Comment mieux reconnaître le travail des femmes qui occupent une place importante dans la chaîne de valeur de la pêche à Saint-Louis ? Yaram Fall demande à l’État de renforcer leur statut et leur protection sociale.
Elle a salué la visite d’Amy Mara Dièye dans la région de Saint-Louis, en insistant sur la rencontre avec les acteurs de la pêche, notamment les femmes transformatrices. Selon elle, cette activité reste reléguée au second plan alors qu’elle contribue à l’économie locale.
La situation des femmes transformatrices Saint-Louis est également marquée par les difficultés rencontrées à Guet-Ndar, où certaines exercent ce métier depuis l’enfance. Responsable d’un GIE, Yaram Fall estime que leur contribution à la filière halieutique demeure largement sous-évaluée (ndarinfo).
Sa première revendication porte sur la reconnaissance juridique du métier de transformatrice. Elle demande aussi la délivrance d’une carte professionnelle dédiée, ainsi qu’une couverture sociale comprenant la retraite et la prise en charge des accidents du travail.
Yaram Fall appelle l’État à intégrer ces demandes dans la révision de la loi d’orientation, après le Conseil supérieur de la loi. Elle souhaite que les métiers de la pêche, de l’agriculture et de l’élevage soient reconnus au même titre que les autres professions.
La responsable du GIE réclame par ailleurs des équipements de production plus adaptés. Ils doivent, selon elle, permettre de respecter les exigences de traçabilité, de garantir une meilleure qualité des produits et d’améliorer les revenus des travailleuses. Elle insiste également sur la nécessité d’un financement correspondant aux réalités de la pêche.

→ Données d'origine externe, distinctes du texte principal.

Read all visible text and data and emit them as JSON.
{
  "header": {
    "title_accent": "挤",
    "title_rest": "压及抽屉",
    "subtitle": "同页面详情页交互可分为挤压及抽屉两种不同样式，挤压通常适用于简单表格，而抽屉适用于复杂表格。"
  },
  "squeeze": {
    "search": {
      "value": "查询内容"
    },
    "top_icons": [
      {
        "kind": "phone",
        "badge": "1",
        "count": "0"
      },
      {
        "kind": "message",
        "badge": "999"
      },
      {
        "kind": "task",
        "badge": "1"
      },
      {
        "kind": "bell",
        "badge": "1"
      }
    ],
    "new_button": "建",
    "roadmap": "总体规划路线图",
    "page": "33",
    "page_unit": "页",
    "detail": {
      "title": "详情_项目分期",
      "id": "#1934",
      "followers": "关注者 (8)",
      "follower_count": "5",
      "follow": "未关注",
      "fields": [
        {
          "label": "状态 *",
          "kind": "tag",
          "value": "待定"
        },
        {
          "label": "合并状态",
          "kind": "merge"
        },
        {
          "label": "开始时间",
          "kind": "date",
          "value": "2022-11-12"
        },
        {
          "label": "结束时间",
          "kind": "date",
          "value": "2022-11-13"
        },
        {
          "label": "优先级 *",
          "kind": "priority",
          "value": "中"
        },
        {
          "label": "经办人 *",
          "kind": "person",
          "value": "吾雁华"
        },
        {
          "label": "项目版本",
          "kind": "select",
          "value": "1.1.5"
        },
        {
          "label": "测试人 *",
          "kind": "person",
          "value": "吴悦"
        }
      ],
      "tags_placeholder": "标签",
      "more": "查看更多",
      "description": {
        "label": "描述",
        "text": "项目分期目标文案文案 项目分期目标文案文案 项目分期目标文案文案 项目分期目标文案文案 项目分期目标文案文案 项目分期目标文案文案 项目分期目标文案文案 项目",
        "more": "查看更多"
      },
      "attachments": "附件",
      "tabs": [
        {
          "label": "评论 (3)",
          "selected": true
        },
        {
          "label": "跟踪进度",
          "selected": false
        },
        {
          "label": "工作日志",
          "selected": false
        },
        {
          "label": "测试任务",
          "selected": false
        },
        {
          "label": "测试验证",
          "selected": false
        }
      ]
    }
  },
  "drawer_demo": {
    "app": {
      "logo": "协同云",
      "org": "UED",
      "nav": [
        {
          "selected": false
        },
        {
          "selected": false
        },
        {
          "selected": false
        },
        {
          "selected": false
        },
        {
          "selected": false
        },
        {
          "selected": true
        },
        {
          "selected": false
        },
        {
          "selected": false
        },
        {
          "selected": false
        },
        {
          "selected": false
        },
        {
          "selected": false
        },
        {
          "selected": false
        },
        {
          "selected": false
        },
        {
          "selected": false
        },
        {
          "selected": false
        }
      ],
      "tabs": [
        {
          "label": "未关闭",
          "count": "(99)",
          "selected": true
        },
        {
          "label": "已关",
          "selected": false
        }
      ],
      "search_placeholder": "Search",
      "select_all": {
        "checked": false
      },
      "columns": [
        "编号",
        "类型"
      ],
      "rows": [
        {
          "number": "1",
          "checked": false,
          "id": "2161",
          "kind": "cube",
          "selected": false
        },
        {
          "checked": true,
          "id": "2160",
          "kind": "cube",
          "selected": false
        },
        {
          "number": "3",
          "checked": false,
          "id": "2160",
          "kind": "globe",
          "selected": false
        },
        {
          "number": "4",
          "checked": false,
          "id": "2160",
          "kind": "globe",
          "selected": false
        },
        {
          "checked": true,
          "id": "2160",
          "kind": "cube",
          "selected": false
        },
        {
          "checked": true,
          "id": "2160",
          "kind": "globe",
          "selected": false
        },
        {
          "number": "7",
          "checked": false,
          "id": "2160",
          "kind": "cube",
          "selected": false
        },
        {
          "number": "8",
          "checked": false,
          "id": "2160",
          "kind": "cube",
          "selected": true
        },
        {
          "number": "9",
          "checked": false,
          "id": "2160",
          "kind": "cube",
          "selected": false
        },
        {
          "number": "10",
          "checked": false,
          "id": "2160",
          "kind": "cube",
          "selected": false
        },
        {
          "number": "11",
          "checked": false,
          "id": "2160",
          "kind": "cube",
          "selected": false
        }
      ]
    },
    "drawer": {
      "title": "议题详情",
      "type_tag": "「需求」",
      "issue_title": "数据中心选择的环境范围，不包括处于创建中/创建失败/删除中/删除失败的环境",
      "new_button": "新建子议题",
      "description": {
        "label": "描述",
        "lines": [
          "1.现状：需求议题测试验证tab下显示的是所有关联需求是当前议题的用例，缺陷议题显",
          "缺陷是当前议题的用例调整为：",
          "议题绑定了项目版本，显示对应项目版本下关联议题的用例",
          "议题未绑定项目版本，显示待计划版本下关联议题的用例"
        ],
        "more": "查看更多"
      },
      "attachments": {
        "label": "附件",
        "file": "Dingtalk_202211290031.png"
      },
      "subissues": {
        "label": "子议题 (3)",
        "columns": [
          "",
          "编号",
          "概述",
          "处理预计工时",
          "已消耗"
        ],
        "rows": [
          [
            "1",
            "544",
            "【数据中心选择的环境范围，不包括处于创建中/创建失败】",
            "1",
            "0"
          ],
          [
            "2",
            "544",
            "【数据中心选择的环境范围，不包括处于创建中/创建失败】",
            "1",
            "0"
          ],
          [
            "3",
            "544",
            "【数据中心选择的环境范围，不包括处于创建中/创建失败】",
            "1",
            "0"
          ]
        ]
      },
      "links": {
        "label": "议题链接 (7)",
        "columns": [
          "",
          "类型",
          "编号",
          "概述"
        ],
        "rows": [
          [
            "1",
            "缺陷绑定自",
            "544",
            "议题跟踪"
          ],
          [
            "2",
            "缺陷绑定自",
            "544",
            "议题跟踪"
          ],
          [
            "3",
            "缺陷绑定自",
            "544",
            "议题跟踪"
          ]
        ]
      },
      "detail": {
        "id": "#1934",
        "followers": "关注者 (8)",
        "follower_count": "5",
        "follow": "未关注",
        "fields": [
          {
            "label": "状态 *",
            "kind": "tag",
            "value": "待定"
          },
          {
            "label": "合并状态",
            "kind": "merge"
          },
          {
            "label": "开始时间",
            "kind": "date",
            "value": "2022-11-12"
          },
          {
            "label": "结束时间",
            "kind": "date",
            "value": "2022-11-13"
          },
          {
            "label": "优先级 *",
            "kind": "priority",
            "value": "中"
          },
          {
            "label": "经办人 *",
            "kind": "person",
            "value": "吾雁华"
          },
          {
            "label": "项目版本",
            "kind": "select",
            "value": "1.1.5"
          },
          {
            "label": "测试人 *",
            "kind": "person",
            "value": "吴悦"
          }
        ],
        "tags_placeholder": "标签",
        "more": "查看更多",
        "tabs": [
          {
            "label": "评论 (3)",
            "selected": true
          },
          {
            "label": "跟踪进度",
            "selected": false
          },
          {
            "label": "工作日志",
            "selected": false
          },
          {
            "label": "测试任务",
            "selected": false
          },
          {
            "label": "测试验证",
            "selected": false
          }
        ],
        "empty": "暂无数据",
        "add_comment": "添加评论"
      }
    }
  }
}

Ces doléances ont été directement présentées à la ministre des Pêches et de l’Économie maritime lors de la rencontre. Yaram Fall rappelle que la transformation fait travailler de nombreuses personnes, du quai de débarquement à la commercialisation, en passant par le transport.
Elle souligne que cette activité mobilise des jeunes venus d’autres localités ainsi que des ressortissants de plusieurs pays de la sous-région installés à Saint-Louis.